Jiří Winter had Jewish roots. He and his mother were the only ones in the family to survive the Second World War. During the war, the Gestapo confiscated all their property, including personal documents and photographs. Childhood photos could not be saved. The first photos were taken by a friend after high school. Jiří Winter was an active participant in the anti-fascist resistance, for which the death penalty was proposed.

parents, last photo, 1942
parents, last photo, 1942

 In March 1944, the Gestapo came for him, arrested him and later brought him to court. The interrogations took place at the court on Karlov náměstí and Pankrác. The main witness did not appear at the trial, and the judge, who did not want to postpone the proceedings and could not sentence Jiří to death without a witness, reduced the sentence to six years in the Nazi penitentiary. On August 21, 1944, a trial was held in the building of the Straka Academy. In September 1944, Jiří was transported to the Bernau prison by Lake Chiemsee in Bavaria. He spent his sentence in this Bavarian Nazi penitentiary. He was here for nine long months. Nine months of suffering. 

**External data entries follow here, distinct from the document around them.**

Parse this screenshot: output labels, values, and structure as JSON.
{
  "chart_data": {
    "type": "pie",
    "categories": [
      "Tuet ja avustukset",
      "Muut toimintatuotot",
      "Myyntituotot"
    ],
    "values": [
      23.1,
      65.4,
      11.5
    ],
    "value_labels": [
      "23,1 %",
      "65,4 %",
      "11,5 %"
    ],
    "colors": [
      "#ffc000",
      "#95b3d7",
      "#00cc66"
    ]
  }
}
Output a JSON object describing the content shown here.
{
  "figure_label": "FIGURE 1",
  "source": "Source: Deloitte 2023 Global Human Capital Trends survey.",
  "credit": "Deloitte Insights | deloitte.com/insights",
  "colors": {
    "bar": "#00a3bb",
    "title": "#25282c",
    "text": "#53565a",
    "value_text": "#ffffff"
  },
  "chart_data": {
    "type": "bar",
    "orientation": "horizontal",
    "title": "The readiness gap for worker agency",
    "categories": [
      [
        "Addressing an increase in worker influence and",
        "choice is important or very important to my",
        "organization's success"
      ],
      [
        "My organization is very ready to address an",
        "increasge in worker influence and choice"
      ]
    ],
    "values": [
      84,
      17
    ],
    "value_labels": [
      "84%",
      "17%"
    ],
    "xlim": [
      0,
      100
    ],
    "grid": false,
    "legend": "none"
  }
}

Fortunately, the 1st armored vehicle of the US Army entered the camp on 3/5/1945 at 11:45. Just two days later, Jiří Winter, together with two other prisoners, set out on foot for Czechoslovakia. They traveled for only three days when the three-member expedition was intercepted by an American patrol on 8 May 1945, and they were all placed in a camp in Grümer. They were released from it only a month later. They continued their journey on foot to the borders of Czechoslovakia. On 11.6. they arrived in liberated Prague. They were finally home... After the war Jiří Winter was only reunited with his mother, his father was tortured by the Gestapo during interrogation in Pankrác. The rest of his family perished in the Auschwitz concentration camp. He never talked about this part of his life. Perhaps it was precisely because of his traumatic experiences that his goal throughout his life was to give only laughter. He himself said that the motto: "Don't take life too seriously, you won't get out of it alive anyway!" is his lifelong philosophy that he follows.

Jiří Winter was a member of the Czech Union of Freedom Fighters and a medal holder for anti-fascist resistance. He never bragged about his resistance activity, he didn't publish it anywhere. That is why she is not known. At the exhibition from the prison, he published drawings and photographs that had never been published before and were unknown even to his closest family and friends.